More people have been displaced in their home countries by events like war, violence and natural disasters than at any other time in history, a new report said Friday.
The Norwegian Refugee Council said in its Global Report on Internal Displacement that 41.3 million people were displaced in 2018 — an increase of about 1 million over the previous year.
The report, produced by the NRC’s Internal Displacement Monitoring Center, said there were 28 million new displacements connected with conflict, general violence and disasters like earthquakes and weather events. The data covered persons displaced in their own countries, but not refugees.
Ongoing conflicts in Syria, the Democratic Republic of Congo, Ethiopia, Cameroon and Nigeria accounted for nearly 11 million of the new displacements. The report said many who tried to return home found their homes destroyed, local infrastructure damaged and basic services out of order.

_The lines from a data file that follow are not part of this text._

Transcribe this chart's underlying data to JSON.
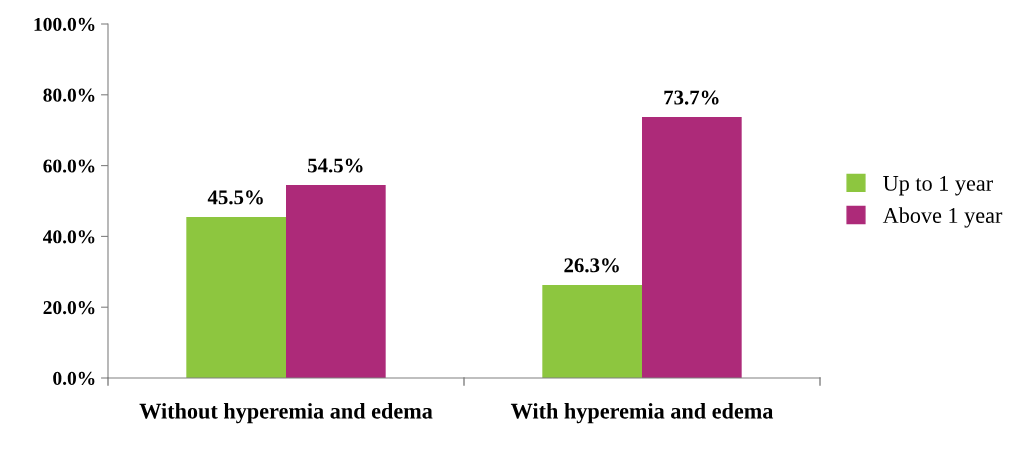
{
  "chart_data": {
    "type": "bar",
    "categories": [
      "Without hyperemia and edema",
      "With hyperemia and edema"
    ],
    "series": [
      {
        "name": "Up to 1 year",
        "color": "#8dc63f",
        "values": [
          45.5,
          26.3
        ],
        "value_labels": [
          "45.5%",
          "26.3%"
        ]
      },
      {
        "name": "Above 1 year",
        "color": "#ad2a79",
        "values": [
          54.5,
          73.7
        ],
        "value_labels": [
          "54.5%",
          "73.7%"
        ]
      }
    ],
    "ylim": [
      0,
      100
    ],
    "yticks": [
      {
        "value": 0,
        "label": "0.0%"
      },
      {
        "value": 20,
        "label": "20.0%"
      },
      {
        "value": 40,
        "label": "40.0%"
      },
      {
        "value": 60,
        "label": "60.0%"
      },
      {
        "value": 80,
        "label": "80.0%"
      },
      {
        "value": 100,
        "label": "100.0%"
      }
    ],
    "grid": false,
    "legend": "right"
  }
}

“This year’s report is a sad reminder of the recurrence of displacement, and of the severity and urgency of [the displaced’s] needs,” Alexandra Bilak, the center’s director, said in a statement. “Many of the same factors that drove people from their homes now prevent them from returning or finding solutions in the places they have settled.”
The study said displacement in urban areas is on the increase, with noted examples including Syria’s Dara’a, the Yemen port city of Hudaydah, and the Libyan capital of Tripoli.

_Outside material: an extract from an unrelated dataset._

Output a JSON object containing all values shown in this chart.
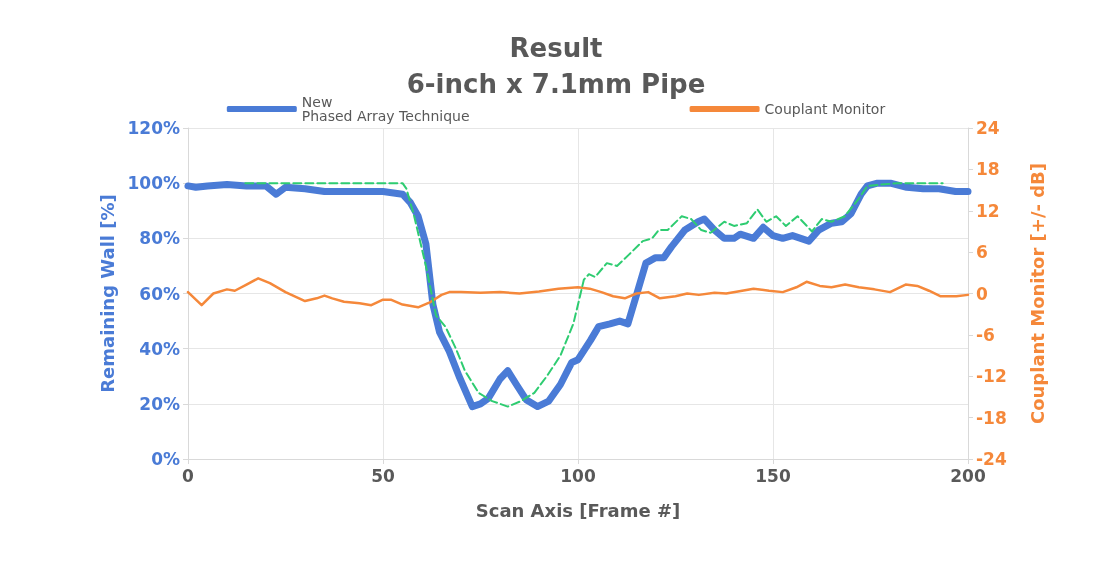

Syria has been engaged in civil war and the Yemeni government has been fighting Houthi rebels for several years. Libya has suffered from persistent internal conflict that led to the death of longtime leader Muammar Gaddafi in 2011.
“The findings of this report are a wake-up call to world leaders,” NRC Secretary-General Jan Egeland said in a statement. “Millions of people forced to flee their homes last year are being failed by ineffective national governance and insufficient international diplomacy.”
Friday’s report comes amid numerous efforts worldwide to return refugees to their native countries. The Middle East and North Africa offices of the U.N. High Commissioner for Refugees said in December they hope as many as 250,000 Syrians can return sometime this year, as fighting there has slowed.